To be honest? I kind of like it. It makes me laugh. It brings to mind Dana Carvey’s Church Lady. It sounds decadent like Sin City. Anyone up for Vegas after this? Or once there was Sinful Chocolate Cake on a menu. HummmmBaby, if that cake was wrong, I didn’t wanna’ be right.

But the word can provoke other reactions too. It has a lot to do with tone and delivery. When it’s bellowed through a microphone, accompanied with a pointed finger or filled to the brim with so much condemnation that big gooey bits of judgement drip off  like dog slobber, well, then I don’t like the word at all.

And I don’t laugh one single bit. I sort of wince. My eyes get all squinty. My breath only goes about chest level instead of all the way deep.

I’ve heard the word used like that plenty.

My friend, Heather Kopp, had a post last week on her blog that prompted my thoughts about this.

How do you define sin? Is it a laundry list of dos and don’ts? Is it the same for everyone or does it vary person by person?

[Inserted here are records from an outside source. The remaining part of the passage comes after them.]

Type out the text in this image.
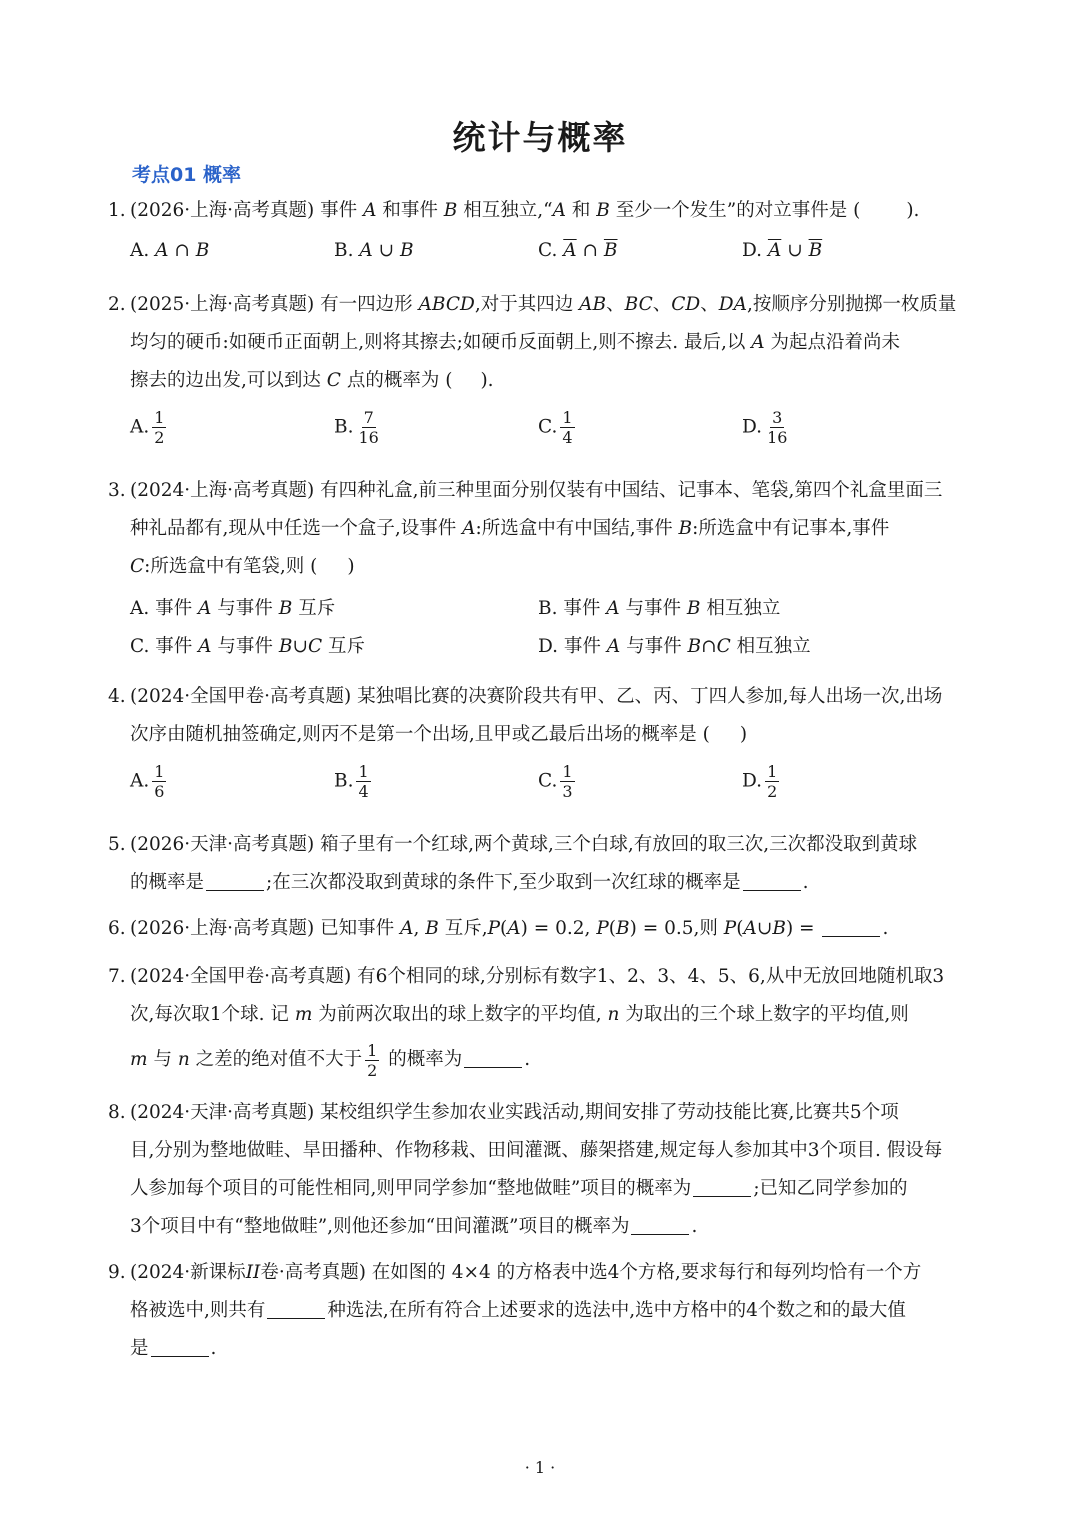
统计与概率
考点01 概率
1. (2026·上海·高考真题) 事件 A 和事件 B 相互独立,“A 和 B 至少一个发生”的对立事件是 ( ).
A. A ∩ B	B. A ∪ B	C. $\overline{A}$ ∩ $\overline{B}$	D. $\overline{A}$ ∪ $\overline{B}$
2. (2025·上海·高考真题) 有一四边形 ABCD,对于其四边 AB、BC、CD、DA,按顺序分别抛掷一枚质量
均匀的硬币:如硬币正面朝上,则将其擦去;如硬币反面朝上,则不擦去. 最后,以 A 为起点沿着尚未
擦去的边出发,可以到达 C 点的概率为 ( ).
A. $\frac{1}{2}$	B. $\frac{7}{16}$	C. $\frac{1}{4}$	D. $\frac{3}{16}$
3. (2024·上海·高考真题) 有四种礼盒,前三种里面分别仅装有中国结、记事本、笔袋,第四个礼盒里面三
种礼品都有,现从中任选一个盒子,设事件 A:所选盒中有中国结,事件 B:所选盒中有记事本,事件
C:所选盒中有笔袋,则 ( )
A. 事件 A 与事件 B 互斥	B. 事件 A 与事件 B 相互独立
C. 事件 A 与事件 B∪C 互斥	D. 事件 A 与事件 B∩C 相互独立
4. (2024·全国甲卷·高考真题) 某独唱比赛的决赛阶段共有甲、乙、丙、丁四人参加,每人出场一次,出场
次序由随机抽签确定,则丙不是第一个出场,且甲或乙最后出场的概率是 ( )
A. $\frac{1}{6}$	B. $\frac{1}{4}$	C. $\frac{1}{3}$	D. $\frac{1}{2}$
5. (2026·天津·高考真题) 箱子里有一个红球,两个黄球,三个白球,有放回的取三次,三次都没取到黄球
的概率是	;在三次都没取到黄球的条件下,至少取到一次红球的概率是	.
6. (2026·上海·高考真题) 已知事件 A, B 互斥,P(A) = 0.2, P(B) = 0.5,则 P(A∪B) =	.
7. (2024·全国甲卷·高考真题) 有6个相同的球,分别标有数字1、2、3、4、5、6,从中无放回地随机取3
次,每次取1个球. 记 m 为前两次取出的球上数字的平均值, n 为取出的三个球上数字的平均值,则
m 与 n 之差的绝对值不大于 $\frac{1}{2}$ 的概率为	.
8. (2024·天津·高考真题) 某校组织学生参加农业实践活动,期间安排了劳动技能比赛,比赛共5个项
目,分别为整地做畦、旱田播种、作物移栽、田间灌溉、藤架搭建,规定每人参加其中3个项目. 假设每
人参加每个项目的可能性相同,则甲同学参加“整地做畦”项目的概率为	;已知乙同学参加的
3个项目中有“整地做畦”,则他还参加“田间灌溉”项目的概率为	.
9. (2024·新课标II卷·高考真题) 在如图的 4×4 的方格表中选4个方格,要求每行和每列均恰有一个方
格被选中,则共有	种选法,在所有符合上述要求的选法中,选中方格中的4个数之和的最大值
是	.
· 1 ·
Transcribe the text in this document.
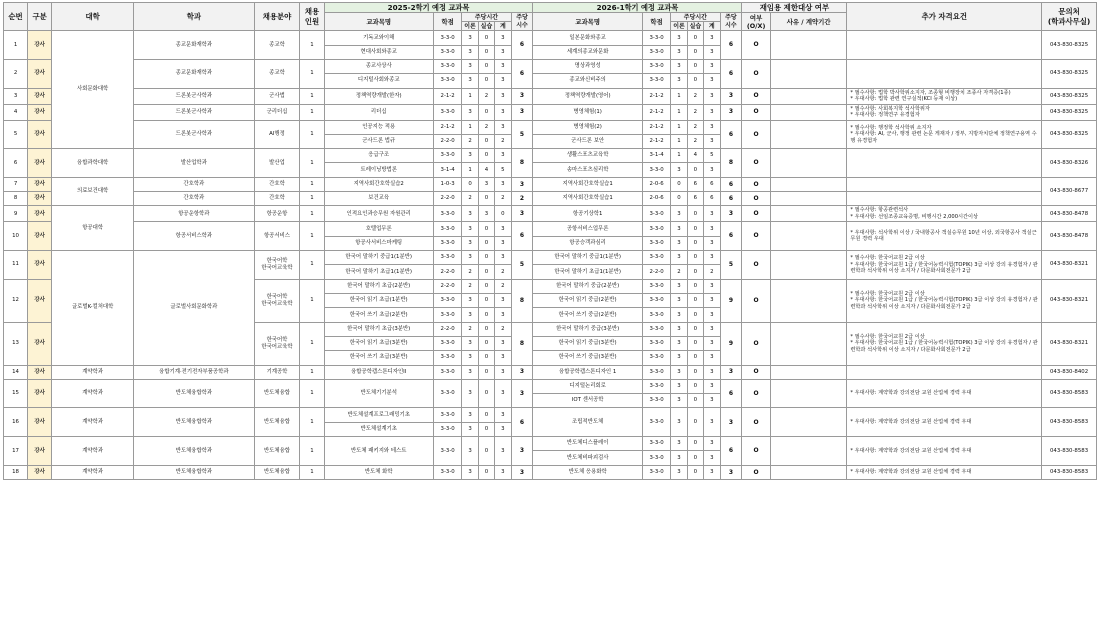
순번	구분	대학	학과	채용분야	채용
인원	2025-2학기 예정 교과목						2026-1학기 예정 교과목						재임용 제한대상 여부		추가 자격요건	문의처
(학과사무실)
						교과목명	학점	주당시간			주당
시수	교과목명	학점	주당시간			주당
시수	여부
(O/X)	사유 / 계약기간		
								이론	실습	계				이론	실습	계					
1	강사	사회문화대학	종교문화재학과	종교학	1	기독교와이해	3-3-0	3	0	3	6	일본문화와종교	3-3-0	3	0	3	6	O			043-830-8325
						현대사회와종교	3-3-0	3	0	3		세계의종교와문화	3-3-0	3	0	3					
2	강사		종교문화재학과	종교학	1	종교사상사	3-3-0	3	0	3	6	명상과영성	3-3-0	3	0	3	6	O			043-830-8325
						디지털사회와종교	3-3-0	3	0	3		종교와신비주의	3-3-0	3	0	3					
3	강사		드론봇군사학과	군사법	1	정책역량개발(한자)	2-1-2	1	2	3	3	정책역량개발(영어)	2-1-2	1	2	3	3	O		* 필수사항: 법학 박사학위소지자, 조종형 비행장치 조종사 자격증(1종)
* 우대사항: 법학 관련 연구실적(KCI 등재 이상)	043-830-8325
4	강사		드론봇군사학과	군리더십	1	리더십	3-3-0	3	0	3	3	병영체험(1)	2-1-2	1	2	3	3	O		* 필수사항: 사회복지학 석사학위자
* 우대사항: 정책연구 유경험자	043-830-8325
5	강사		드론봇군사학과	AI행정	1	인공지능 적용	2-1-2	1	2	3	5	병영체험(2)	2-1-2	1	2	3	6	O		* 필수사항: 행정학 석사학위 소지자
* 우대사항: AI, 군사, 행정 관련 논문 게재자 / 정부, 지방자치단체 정책연구용역 수행 유경험자	043-830-8325
						군사드론 법규	2-2-0	2	0	2		군사드론 보안	2-1-2	1	2	3					
6	강사	융합과학대학	발산업학과	발산업	1	응급구조	3-3-0	3	0	3	8	생활스포츠교육학	3-1-4	1	4	5	8	O			043-830-8326
						트레이닝방법론	3-1-4	1	4	5		송마스포츠심리학	3-3-0	3	0	3					
7	강사	의료보건대학	간호학과	간호학	1	지역사회간호학실습2	1-0-3	0	3	3	3	지역사회간호학실습1	2-0-6	0	6	6	6	O			043-830-8677
8	강사		간호학과	간호학	1	보건교육	2-2-0	2	0	2	2	지역사회간호학실습1	2-0-6	0	6	6	6	O			
9	강사	항공대학	항공운항학과	항공운항	1	인적요인과승무원 자원관리	3-3-0	3	3	0	3	항공기상학1	3-3-0	3	0	3	3	O		* 필수사항: 항공관련석사
* 우대사항: 선임조종교육증명, 비행시간 2,000시간이상	043-830-8478
10	강사		항공서비스학과	항공서비스	1	호텔업무론	3-3-0	3	0	3	6	공항서비스업무론	3-3-0	3	0	3	6	O		* 우대사항: 석사학위 이상 / 국내항공사 객실승무원 10년 이상, 외국항공사 객실근무원 경력 우대	043-830-8478
						항공사서비스마케팅	3-3-0	3	0	3		항공승객과심리	3-3-0	3	0	3					
11	강사	글로벌K-컬처대학	글로벌사회문화학과	한국어학
한국어교육학	1	한국어 말하기 중급1(1분반)	3-3-0	3	0	3	5	한국어 말하기 중급1(1분반)	3-3-0	3	0	3	5	O		* 필수사항: 한국어교원 2급 이상
* 우대사항: 한국어교원 1급 / 한국어능력시험(TOPIK) 3급 이상 강의 유경험자 / 관련학과 석사학위 이상 소지자 / 다문화사회전문가 2급	043-830-8321
						한국어 말하기 초급1(1분반)	2-2-0	2	0	2		한국어 말하기 초급1(1분반)	2-2-0	2	0	2					
12	강사			한국어학
한국어교육학	1	한국어 말하기 초급(2분반)	2-2-0	2	0	2	8	한국어 말하기 중급(2분반)	3-3-0	3	0	3	9	O		* 필수사항: 한국어교원 2급 이상
* 우대사항: 한국어교원 1급 / 한국어능력시험(TOPIK) 3급 이상 강의 유경험자 / 관련학과 석사학위 이상 소지자 / 다문화사회전문가 2급	043-830-8321
						한국어 읽기 초급(1분반)	3-3-0	3	0	3		한국어 읽기 중급(2분반)	3-3-0	3	0	3					
						한국어 쓰기 초급(2분반)	3-3-0	3	0	3		한국어 쓰기 중급(2분반)	3-3-0	3	0	3					
13	강사			한국어학
한국어교육학	1	한국어 말하기 초급(3분반)	2-2-0	2	0	2	8	한국어 말하기 중급(3분반)	3-3-0	3	0	3	9	O		* 필수사항: 한국어교원 2급 이상
* 우대사항: 한국어교원 1급 / 한국어능력시험(TOPIK) 3급 이상 강의 유경험자 / 관련학과 석사학위 이상 소지자 / 다문화사회전문가 2급	043-830-8321
						한국어 읽기 초급(3분반)	3-3-0	3	0	3		한국어 읽기 중급(3분반)	3-3-0	3	0	3					
						한국어 쓰기 초급(3분반)	3-3-0	3	0	3		한국어 쓰기 중급(3분반)	3-3-0	3	0	3					
14	강사	계약학과	융합기계·전기전자부품공학과	기계공학	1	융합공학캡스톤디자인II	3-3-0	3	0	3	3	융합공학캡스톤디자인 1	3-3-0	3	0	3	3	O			043-830-8402
15	강사	계약학과	반도체융합학과	반도체융합	1	반도체기기분석	3-3-0	3	0	3	3	디지털논리회로	3-3-0	3	0	3	6	O		* 우대사항: 계약학과 강의전담 교원 산업체 경력 우대	043-830-8583
												IOT 센서공학	3-3-0	3	0	3					
16	강사	계약학과	반도체융합학과	반도체융합	1	반도체설계프로그래밍기초	3-3-0	3	0	3	6	조립적반도체	3-3-0	3	0	3	3	O		* 우대사항: 계약학과 강의전담 교원 산업체 경력 우대	043-830-8583
						반도체설계기초	3-3-0	3	0	3											
17	강사	계약학과	반도체융합학과	반도체융합	1	반도체 패키지와 테스트	3-3-0	3	0	3	3	반도체디스플레이	3-3-0	3	0	3	6	O		* 우대사항: 계약학과 강의전담 교원 산업체 경력 우대	043-830-8583
												반도체비파괴검사	3-3-0	3	0	3					
18	강사	계약학과	반도체융합학과	반도체융합	1	반도체 화학	3-3-0	3	0	3	3	반도체 응용화학	3-3-0	3	0	3	3	O		* 우대사항: 계약학과 강의전담 교원 산업체 경력 우대	043-830-8583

I participated in a program one time that used a definition I had never heard before:

That which separates you from a loving relationship with God.

No name calling. No blame. No lists. No judgement. Just a shorthand label for the STUFF. The STUFF in your way of feeling connected to God. To God who wants to walk through the Garden with you. God who wants you to stop shrieking about the wind and enjoy the boat ride. God.

Ohhhhhhh… I don’t know if that definition will help anyone pass theology 101, but it sure helped me get over my issue with those three little letters and focus on the important parts.

And it turns out that chocolate cake wasn’t sinful  because it tasted DIVINE.

Okay, really though, using this definition was like taking a pin to the over-inflated balloon that was pressing me up against the wall. All that extra hot air from the blowhards was released and I could breathe to the deep places. I could look at my stuff and deal with it because I wasn’t in a corner cringing, panting and all squinty-eyed.

Using this definition wasn’t any sort of get-out-of-hell-free card though. Using this definition of sin goes beyond any lists. You can’t sit around with your back ramrod straight and say, Well, I don’t do THAT, so I’m just fine.

Using the definition of sin as anything that separates you from God makes you look at everything. In all the nooks, crannies and under the rugs. Because it’s not about a list or feeling safe, it’s about getting to the best part: a loving relationship with God.